Des milliers de travailleurs de la santé sont aux prises avec des problèmes de santé mentale, selon un important syndicat.

Détresse psychologique: «Des plasters sur des bobos infectés»

Devant l'ampleur des problèmes psychologiques que disent vivre ses membres qui « tombent les uns après les autres », l'un des syndicats du réseau de la santé de l'Outaouais a déposé une plainte formelle à la Commission des normes, de l'équité, de la santé et de la sécurité au travail (CNESST).
La présidente de l'Alliance du personnel professionnel et technique de la santé et des services sociaux (APTS), Carolle Dubé, a présenté mercredi à Gatineau un portrait sombre de la santé mentale des quelque 32 000 membres - dont environ 1500 en Outaouais - qu'elle représente.
Dans le cadre d'un sondage en ligne mené l'automne dernier en collaboration avec des chercheurs de l'Université Laval, l'APTS a consulté près de 7000 membres des quatre coins de la province sur leur état de santé psychologique.
Le constat, pour la centrale syndicale, est que la réorganisation mise en place dans le réseau de la santé au printemps 2015 nuit à la santé mentale des travailleurs, et ce à bien des égards.
Pour les cinq indicateurs, les résultats de l'Outaouais sont défavorables par rapport à la moyenne provinciale. Les répondants de la région ont notamment jugé que leur niveau de détresse psychologique était élevé ou très élevé dans 62,5 % des cas, comparativement au résultat provincial de 58,6 %. Les travailleurs de la région ayant participé au sondage ont également indiqué dans une proportion de 73,2 % qu'ils ne disposaient pas d'assez de temps pour effectuer leur travail, comparativement à 65 % à l'échelle provinciale.
Plainte
 
L'APTS a donc déposé, lundi, une plainte à la CNESST dans l'espoir de « contraindre » le CISSSO « à respecter les lois en matière de santé et de sécurité au travail, la convention collective, le Plan d'action en santé mentale 2015-2020 ainsi que son propre énoncé de valeurs et sa philosophie de gestion ».
Pour la répondante politique de l'APTS en l'Outaouais, Andrée Poirier, le projet de loi 10 ayant mené à la réforme pilotée par le ministre Gaétan Barrette rime avec « du gros brassage de structures, de la chaise musicale, de l'incertitude, de l'inquiétude, de la frustration, des déménagements, des nouvelles façons de faire, des nouveaux gestionnaires, de la centralisation des services en urbain et des impacts majeurs et inquiétants pour les régions périphériques ».
« On met continuellement des plasters sur des bobos infectés », dénonce Mme Poirier.
Assurance salaire
Les plus récentes données sur les sommes dépensées en assurance salaire par le Centre intégré de santé et de services sociaux de l'Outaouais (CISSSO) démontrent par ailleurs, selon l'APTS, que les travailleurs sont à bout de souffle.
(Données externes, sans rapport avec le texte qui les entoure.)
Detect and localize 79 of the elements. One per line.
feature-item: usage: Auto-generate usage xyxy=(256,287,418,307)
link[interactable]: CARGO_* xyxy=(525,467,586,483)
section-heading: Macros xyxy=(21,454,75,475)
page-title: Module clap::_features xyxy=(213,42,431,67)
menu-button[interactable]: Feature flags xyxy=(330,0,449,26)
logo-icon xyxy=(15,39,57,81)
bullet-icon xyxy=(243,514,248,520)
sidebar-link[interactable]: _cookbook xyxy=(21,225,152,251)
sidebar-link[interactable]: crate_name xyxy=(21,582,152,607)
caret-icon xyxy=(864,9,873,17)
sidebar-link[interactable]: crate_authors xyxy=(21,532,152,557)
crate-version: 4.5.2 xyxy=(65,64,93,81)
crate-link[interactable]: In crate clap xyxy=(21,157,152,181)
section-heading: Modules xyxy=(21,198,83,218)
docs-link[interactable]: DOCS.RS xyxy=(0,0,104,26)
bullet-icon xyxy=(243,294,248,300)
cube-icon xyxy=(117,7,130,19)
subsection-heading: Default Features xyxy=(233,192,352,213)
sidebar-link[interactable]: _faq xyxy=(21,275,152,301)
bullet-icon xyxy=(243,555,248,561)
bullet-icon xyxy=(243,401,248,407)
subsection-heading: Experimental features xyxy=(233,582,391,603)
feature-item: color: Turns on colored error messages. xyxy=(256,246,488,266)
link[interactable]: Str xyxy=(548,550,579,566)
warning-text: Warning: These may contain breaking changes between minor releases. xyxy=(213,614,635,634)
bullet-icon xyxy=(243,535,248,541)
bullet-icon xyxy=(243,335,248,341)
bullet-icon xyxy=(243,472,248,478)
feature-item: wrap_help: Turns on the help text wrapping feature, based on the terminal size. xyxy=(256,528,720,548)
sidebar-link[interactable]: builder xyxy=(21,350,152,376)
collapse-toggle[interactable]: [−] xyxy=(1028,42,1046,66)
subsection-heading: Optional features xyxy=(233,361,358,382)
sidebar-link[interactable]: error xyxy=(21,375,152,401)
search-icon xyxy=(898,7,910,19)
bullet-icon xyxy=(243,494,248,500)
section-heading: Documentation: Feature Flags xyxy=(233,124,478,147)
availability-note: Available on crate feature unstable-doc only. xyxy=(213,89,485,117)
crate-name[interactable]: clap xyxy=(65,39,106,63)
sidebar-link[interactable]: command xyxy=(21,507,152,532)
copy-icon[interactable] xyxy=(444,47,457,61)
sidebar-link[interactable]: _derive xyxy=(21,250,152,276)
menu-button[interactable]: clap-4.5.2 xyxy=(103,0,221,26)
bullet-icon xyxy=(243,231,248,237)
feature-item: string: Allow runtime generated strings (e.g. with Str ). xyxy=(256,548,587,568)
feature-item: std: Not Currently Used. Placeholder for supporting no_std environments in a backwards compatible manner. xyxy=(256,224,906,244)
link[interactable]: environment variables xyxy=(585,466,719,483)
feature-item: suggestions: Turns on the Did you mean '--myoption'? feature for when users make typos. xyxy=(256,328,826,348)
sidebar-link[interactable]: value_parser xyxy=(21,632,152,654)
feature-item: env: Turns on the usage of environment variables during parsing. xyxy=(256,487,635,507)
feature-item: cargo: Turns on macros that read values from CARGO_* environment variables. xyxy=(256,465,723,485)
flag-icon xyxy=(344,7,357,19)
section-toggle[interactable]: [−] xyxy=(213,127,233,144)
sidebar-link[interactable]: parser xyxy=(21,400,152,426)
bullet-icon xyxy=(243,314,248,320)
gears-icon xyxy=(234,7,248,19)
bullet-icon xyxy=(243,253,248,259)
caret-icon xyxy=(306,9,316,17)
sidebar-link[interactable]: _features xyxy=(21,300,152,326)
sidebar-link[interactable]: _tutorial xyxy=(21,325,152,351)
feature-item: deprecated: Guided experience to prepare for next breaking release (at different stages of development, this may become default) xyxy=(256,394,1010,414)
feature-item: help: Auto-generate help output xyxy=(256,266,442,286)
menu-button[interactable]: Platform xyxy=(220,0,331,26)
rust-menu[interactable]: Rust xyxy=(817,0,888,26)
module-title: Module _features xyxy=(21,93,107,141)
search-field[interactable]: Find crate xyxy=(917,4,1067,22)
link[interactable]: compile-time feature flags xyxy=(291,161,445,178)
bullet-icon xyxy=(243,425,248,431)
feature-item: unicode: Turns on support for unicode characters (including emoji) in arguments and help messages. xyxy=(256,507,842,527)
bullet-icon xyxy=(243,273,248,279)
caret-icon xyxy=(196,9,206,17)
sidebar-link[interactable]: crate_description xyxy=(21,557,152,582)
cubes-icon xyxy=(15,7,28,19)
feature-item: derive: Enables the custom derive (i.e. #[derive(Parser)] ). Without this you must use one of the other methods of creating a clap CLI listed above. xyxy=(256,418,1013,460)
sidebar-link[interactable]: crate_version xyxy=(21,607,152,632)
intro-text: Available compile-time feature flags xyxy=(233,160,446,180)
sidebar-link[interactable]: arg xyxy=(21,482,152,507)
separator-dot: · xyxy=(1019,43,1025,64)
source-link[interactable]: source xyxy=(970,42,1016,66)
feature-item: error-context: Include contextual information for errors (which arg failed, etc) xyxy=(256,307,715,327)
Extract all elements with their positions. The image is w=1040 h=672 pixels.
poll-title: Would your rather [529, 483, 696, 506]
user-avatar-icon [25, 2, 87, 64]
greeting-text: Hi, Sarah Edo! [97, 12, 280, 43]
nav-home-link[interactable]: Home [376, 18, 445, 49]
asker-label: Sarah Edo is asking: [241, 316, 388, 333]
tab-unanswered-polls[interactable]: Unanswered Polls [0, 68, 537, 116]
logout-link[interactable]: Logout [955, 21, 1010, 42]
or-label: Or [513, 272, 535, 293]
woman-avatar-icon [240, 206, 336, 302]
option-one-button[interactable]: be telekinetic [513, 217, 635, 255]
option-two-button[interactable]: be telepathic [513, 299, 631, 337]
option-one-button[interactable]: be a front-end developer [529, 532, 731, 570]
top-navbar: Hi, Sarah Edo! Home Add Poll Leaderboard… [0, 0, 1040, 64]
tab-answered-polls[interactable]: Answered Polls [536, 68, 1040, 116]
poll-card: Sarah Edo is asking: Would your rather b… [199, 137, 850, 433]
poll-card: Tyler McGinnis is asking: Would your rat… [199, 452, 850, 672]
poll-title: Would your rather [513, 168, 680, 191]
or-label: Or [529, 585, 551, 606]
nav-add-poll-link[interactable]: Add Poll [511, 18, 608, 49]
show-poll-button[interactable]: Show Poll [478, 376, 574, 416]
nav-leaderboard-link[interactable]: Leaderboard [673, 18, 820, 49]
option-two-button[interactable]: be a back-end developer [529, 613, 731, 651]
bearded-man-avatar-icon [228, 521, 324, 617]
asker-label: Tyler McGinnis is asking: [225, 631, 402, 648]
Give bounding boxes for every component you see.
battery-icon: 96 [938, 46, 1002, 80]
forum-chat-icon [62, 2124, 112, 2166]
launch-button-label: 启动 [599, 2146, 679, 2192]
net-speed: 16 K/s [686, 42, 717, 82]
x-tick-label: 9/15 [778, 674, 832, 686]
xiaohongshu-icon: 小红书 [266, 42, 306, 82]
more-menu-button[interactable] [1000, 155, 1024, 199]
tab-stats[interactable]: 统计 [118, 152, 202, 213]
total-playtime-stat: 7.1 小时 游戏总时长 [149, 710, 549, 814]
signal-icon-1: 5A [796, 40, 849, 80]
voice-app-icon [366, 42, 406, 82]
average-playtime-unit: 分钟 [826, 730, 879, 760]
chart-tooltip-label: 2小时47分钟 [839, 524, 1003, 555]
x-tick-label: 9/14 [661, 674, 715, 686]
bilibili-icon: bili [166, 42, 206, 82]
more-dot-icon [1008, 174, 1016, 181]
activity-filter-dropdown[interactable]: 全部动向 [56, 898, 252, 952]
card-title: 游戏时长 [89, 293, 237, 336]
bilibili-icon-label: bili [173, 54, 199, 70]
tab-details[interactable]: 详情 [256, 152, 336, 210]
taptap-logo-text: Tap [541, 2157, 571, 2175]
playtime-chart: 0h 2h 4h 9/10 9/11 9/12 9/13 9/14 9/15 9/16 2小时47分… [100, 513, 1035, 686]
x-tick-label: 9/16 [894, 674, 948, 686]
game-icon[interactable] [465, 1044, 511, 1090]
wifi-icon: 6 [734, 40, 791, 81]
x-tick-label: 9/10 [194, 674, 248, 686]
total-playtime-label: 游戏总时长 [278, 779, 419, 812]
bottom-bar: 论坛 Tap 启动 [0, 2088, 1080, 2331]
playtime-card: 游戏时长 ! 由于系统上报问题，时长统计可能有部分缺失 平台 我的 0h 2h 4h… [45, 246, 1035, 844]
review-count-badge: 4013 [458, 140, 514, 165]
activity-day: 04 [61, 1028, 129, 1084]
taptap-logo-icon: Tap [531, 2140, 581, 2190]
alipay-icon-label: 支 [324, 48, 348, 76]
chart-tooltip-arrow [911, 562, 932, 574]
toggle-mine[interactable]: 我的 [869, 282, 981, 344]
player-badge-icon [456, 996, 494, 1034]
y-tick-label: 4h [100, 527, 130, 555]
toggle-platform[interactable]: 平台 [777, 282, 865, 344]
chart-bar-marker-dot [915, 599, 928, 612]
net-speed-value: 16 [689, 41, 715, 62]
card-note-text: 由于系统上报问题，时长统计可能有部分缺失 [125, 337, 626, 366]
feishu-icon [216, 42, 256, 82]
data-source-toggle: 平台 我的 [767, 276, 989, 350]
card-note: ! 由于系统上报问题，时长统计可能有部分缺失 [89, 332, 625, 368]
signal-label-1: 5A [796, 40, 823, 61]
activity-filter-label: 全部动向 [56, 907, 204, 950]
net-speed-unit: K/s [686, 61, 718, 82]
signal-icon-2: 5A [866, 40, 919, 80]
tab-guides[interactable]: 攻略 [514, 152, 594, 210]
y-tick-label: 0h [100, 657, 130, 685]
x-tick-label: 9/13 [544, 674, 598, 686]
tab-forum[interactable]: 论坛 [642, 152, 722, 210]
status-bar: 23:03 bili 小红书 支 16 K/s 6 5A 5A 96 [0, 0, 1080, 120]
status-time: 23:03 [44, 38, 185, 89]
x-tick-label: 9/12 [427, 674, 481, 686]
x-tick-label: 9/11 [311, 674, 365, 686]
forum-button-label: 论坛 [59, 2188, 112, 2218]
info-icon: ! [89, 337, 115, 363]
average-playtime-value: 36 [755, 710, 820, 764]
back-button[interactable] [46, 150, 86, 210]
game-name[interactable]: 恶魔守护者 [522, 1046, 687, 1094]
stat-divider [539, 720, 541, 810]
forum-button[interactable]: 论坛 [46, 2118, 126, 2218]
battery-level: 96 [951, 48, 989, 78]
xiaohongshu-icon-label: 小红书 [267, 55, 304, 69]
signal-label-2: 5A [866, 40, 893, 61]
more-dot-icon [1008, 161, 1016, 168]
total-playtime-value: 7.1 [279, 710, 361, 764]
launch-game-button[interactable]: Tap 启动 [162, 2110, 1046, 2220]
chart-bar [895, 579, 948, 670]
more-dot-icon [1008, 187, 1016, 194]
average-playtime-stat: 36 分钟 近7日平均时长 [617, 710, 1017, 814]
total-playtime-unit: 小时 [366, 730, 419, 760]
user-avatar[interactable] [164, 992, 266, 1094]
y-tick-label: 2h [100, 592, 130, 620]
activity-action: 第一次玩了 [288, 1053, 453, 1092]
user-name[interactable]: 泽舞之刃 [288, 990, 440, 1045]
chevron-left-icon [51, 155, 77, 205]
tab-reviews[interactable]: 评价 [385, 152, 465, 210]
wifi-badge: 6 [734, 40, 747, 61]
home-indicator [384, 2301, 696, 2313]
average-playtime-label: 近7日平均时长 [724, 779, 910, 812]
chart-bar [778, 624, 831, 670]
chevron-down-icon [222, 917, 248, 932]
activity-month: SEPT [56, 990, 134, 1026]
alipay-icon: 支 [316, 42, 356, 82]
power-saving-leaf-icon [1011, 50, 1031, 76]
Selon le CISSSO, les plus récentes projections font état de dépenses qui devraient dépasser de 4,2 millions $ les 18 millions $ prévus au budget de l'année en cours en assurance salaire.
« Sur le terrain, le gens tombent les uns après les autres, entraînant ceux qui restent dans la spirale de l'épuisement, de l'anxiété et de l'impuissance », affirme Catherine Lavigne-Charette, vice-présidente de l'exécutif local de l'APTS.
Alors que le syndicat souhaite que sa plainte mène à la création d'un comité paritaire dans ce dossier, le CISSSO se dit « surpris » de cette sortie publique. La porte-parole du CISSSO, Geneviève Côté, affirme que l'organisation « a offert de mettre en place quatre comités paritaires, soit un par catégorie d'emploi », une proposition « rejetée du revers de la main par le syndicat » qui a « plutôt exigé la mise en place d'un comité par convention collective », alors qu'il y en a actuellement 42.
Le CISSSO ajoute que « la sécurité des employés est une préoccupation constante », et que des plans d'action et « un sondage sur la mobilisation du personnel » sont en cours, tandis que des mesures sont développées pour limiter les congés de maladie.